Freiräume sind unserer Ansicht nach von großer Wichtigkeit, da sie den gesellschaftlich vorherrschenden Normalzustand bereits heute in Frage stellen. Freiräume bieten uns die Möglichkeit selbstorganisiert und unabhängig unsere eigenen Bedürfnisse zu verwirklichen und somit unser direktes Lebensumfeld selbst zu gestalten.
Außerdem brauchen wir einen Raum, um der Vereinzelung in der kapitalistischen Gesellschaft entgegenzuwirken, mit Leuten in Kontakt zu treten und gemeinsam und solidarisch Kultur, Wohnraum sowie auch alle anderen Bereiche unseres Lebens selbst in die Hand zu nehmen.

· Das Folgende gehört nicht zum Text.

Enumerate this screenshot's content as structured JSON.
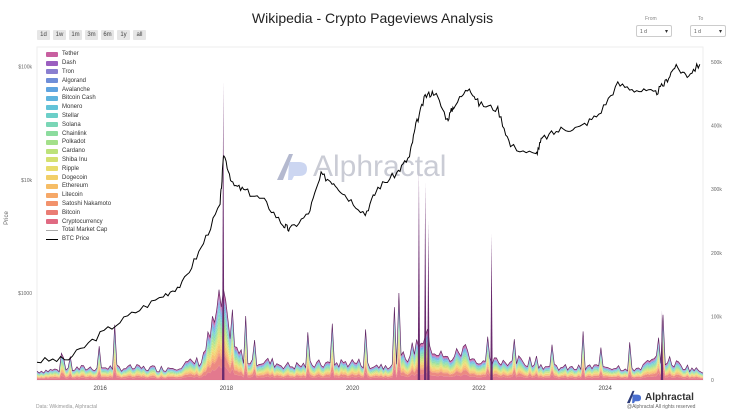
{
  "title": "Wikipedia - Crypto Pageviews Analysis",
  "range_buttons": [
    "1d",
    "1w",
    "1m",
    "3m",
    "6m",
    "1y",
    "all"
  ],
  "from_label": "From",
  "to_label": "To",
  "from_value": "1 d",
  "to_value": "1 d",
  "footer_left": "Data: Wikimedia, Alphractal",
  "brand": {
    "name": "Alphractal",
    "sub": "@Alphractal All rights reserved"
  },
  "watermark": "Alphractal",
  "colors": {
    "bg": "#ffffff",
    "btc_line": "#000000",
    "grid": "#eeeeee"
  },
  "chart_data": {
    "type": "area",
    "x_axis": {
      "ticks": [
        "2016",
        "2018",
        "2020",
        "2022",
        "2024"
      ]
    },
    "y_left": {
      "label": "Price",
      "scale": "log",
      "ticks": [
        "$100k",
        "$10k",
        "$1000"
      ]
    },
    "y_right": {
      "ticks": [
        "0",
        "100k",
        "200k",
        "300k",
        "400k",
        "500k"
      ],
      "range": [
        0,
        500000
      ]
    },
    "legend_position": "top-left",
    "stack_series": [
      {
        "name": "Tether",
        "color": "#c85fa0"
      },
      {
        "name": "Dash",
        "color": "#9b5fc0"
      },
      {
        "name": "Tron",
        "color": "#8a7fd0"
      },
      {
        "name": "Algorand",
        "color": "#6f8ed8"
      },
      {
        "name": "Avalanche",
        "color": "#5fa4e0"
      },
      {
        "name": "Bitcoin Cash",
        "color": "#5fb4de"
      },
      {
        "name": "Monero",
        "color": "#63c3d8"
      },
      {
        "name": "Stellar",
        "color": "#6ccfc8"
      },
      {
        "name": "Solana",
        "color": "#7ad6b6"
      },
      {
        "name": "Chainlink",
        "color": "#8cdc9e"
      },
      {
        "name": "Polkadot",
        "color": "#a3e08a"
      },
      {
        "name": "Cardano",
        "color": "#bce27a"
      },
      {
        "name": "Shiba Inu",
        "color": "#d4e070"
      },
      {
        "name": "Ripple",
        "color": "#e8dc6c"
      },
      {
        "name": "Dogecoin",
        "color": "#f2cf68"
      },
      {
        "name": "Ethereum",
        "color": "#f6bd66"
      },
      {
        "name": "Litecoin",
        "color": "#f6a868"
      },
      {
        "name": "Satoshi Nakamoto",
        "color": "#f2926c"
      },
      {
        "name": "Bitcoin",
        "color": "#ea7d74"
      },
      {
        "name": "Cryptocurrency",
        "color": "#e06a82"
      }
    ],
    "line_series": [
      {
        "name": "Total Market Cap",
        "color": "#aaaaaa"
      },
      {
        "name": "BTC Price",
        "color": "#000000"
      }
    ],
    "btc_price": {
      "dates": [
        "2015.0",
        "2015.5",
        "2016.0",
        "2016.5",
        "2017.0",
        "2017.3",
        "2017.6",
        "2017.9",
        "2017.96",
        "2018.1",
        "2018.3",
        "2018.6",
        "2018.9",
        "2019.0",
        "2019.3",
        "2019.5",
        "2019.7",
        "2019.9",
        "2020.2",
        "2020.4",
        "2020.7",
        "2020.9",
        "2021.0",
        "2021.15",
        "2021.3",
        "2021.5",
        "2021.6",
        "2021.85",
        "2022.0",
        "2022.3",
        "2022.5",
        "2022.9",
        "2023.0",
        "2023.3",
        "2023.6",
        "2023.9",
        "2024.2",
        "2024.5",
        "2024.8",
        "2024.95",
        "2025.1",
        "2025.3",
        "2025.5"
      ],
      "values": [
        250,
        260,
        430,
        650,
        950,
        1200,
        2500,
        6000,
        17000,
        9000,
        8000,
        6500,
        4000,
        3600,
        5000,
        11000,
        9500,
        7200,
        5000,
        8500,
        11500,
        16000,
        30000,
        55000,
        60000,
        34000,
        45000,
        66000,
        47000,
        42000,
        20000,
        16500,
        23000,
        28000,
        29000,
        38000,
        70000,
        62000,
        58000,
        72000,
        100000,
        84000,
        105000
      ]
    },
    "pageviews_total": {
      "dates": [
        "2015.0",
        "2016.0",
        "2017.0",
        "2017.6",
        "2017.95",
        "2018.05",
        "2018.3",
        "2018.7",
        "2019.0",
        "2019.5",
        "2020.0",
        "2020.5",
        "2020.9",
        "2021.05",
        "2021.15",
        "2021.3",
        "2021.5",
        "2021.8",
        "2022.0",
        "2022.4",
        "2022.9",
        "2023.0",
        "2023.5",
        "2024.0",
        "2024.5",
        "2024.9",
        "2025.1",
        "2025.5"
      ],
      "values": [
        14000,
        20000,
        18000,
        30000,
        130000,
        55000,
        33000,
        28000,
        22000,
        25000,
        28000,
        22000,
        40000,
        62000,
        70000,
        45000,
        32000,
        50000,
        25000,
        30000,
        30000,
        22000,
        18000,
        22000,
        18000,
        35000,
        26000,
        14000
      ]
    },
    "spikes": [
      {
        "date": "2017.95",
        "value": 470000
      },
      {
        "date": "2021.05",
        "value": 330000
      },
      {
        "date": "2021.15",
        "value": 310000
      },
      {
        "date": "2021.2",
        "value": 250000
      },
      {
        "date": "2022.2",
        "value": 230000
      },
      {
        "date": "2024.9",
        "value": 110000
      }
    ]
  }
}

Dabei geht es darum neue Formen des Zusammenlebens zu erproben. Diese Räume sollen dabei helfen schon heute punktuell einen hierarchievermeidenden und auf Konsens basierenden Umgang zu ermöglichen. Somit haben alle die Chance sich für ihre Interessen einzusetzen ohne dogmatische Regeln und Grenzen, denn alles ist politisch und nur wir selbst können das schöne Leben herbeiführen.
Da sich niemand seiner Sozialisation vollständig entziehen kann, ist es notwendig sich innerhalb eines solchen Raumes immer wieder selbst zu reflektieren, um herrschaftsreproduzierende Verhaltensweisen zu überwinden.
Auch können uns solche selbstorganisierten Strukturen als Ausgangspunkt für politische und soziale Kämpfe, sowie als Schutzraum für von Ausgrenzung und Diskriminierung betroffene Menschen dienen.
Jedoch ist es von existenzieller Bedeutung sich trotzdem weiterhin mit den sozialen Realitäten außerhalb dieser Räume zu beschäftigen und diese offen zu gestalten anstatt sich mit dem bereits Erreichten zufrieden zu geben. Außerdem müssen wir uns bewusst sein, dass Freiräume nicht prinzipiell von sich aus über die kapitalistische Logik hinauskommen, sondern, dass wir nur durch gegenseitige Hilfe und Selbstinitiative etwas an diesem Zustand ändern können.

 

Was wir wollen

Wir wollen einen öffentlichen Raum, der frei von Überwachung und Schikane von Seiten der Behörden ist, der unabhängig von sozialem Status genutzt werden kann und der nicht nach   Verwertbarkeit, sondern nach den Bedürfnissen der Menschen, die ihn nutzen, strukturiert ist.
Das ist kein Appell an die Stadtpolitik, von der haben wir eh nichts zu erwarten. Sondern ein Appell an uns selbst, die Initiative zu ergreifen, denn geschenkt wird uns in dieser Gesellschaft gar nichts.
Das Projekt 31 ist gerade dabei seine Pforten zu öffnen und diesen Umstand gilt es auch gebührend zu feiern. Dennoch wollen wir uns damit nicht zufrieden geben. Die Stadt gehört uns allen und deswegen möchten wir mit euch zusammen tanzend die Straßen erobern. Wir wollen keine vollkommen durchstrukturierte und kommerzialisierte Stadt, sondern eine Stadt, die sich selbstorganisiert und dabei Platz für Träume hat!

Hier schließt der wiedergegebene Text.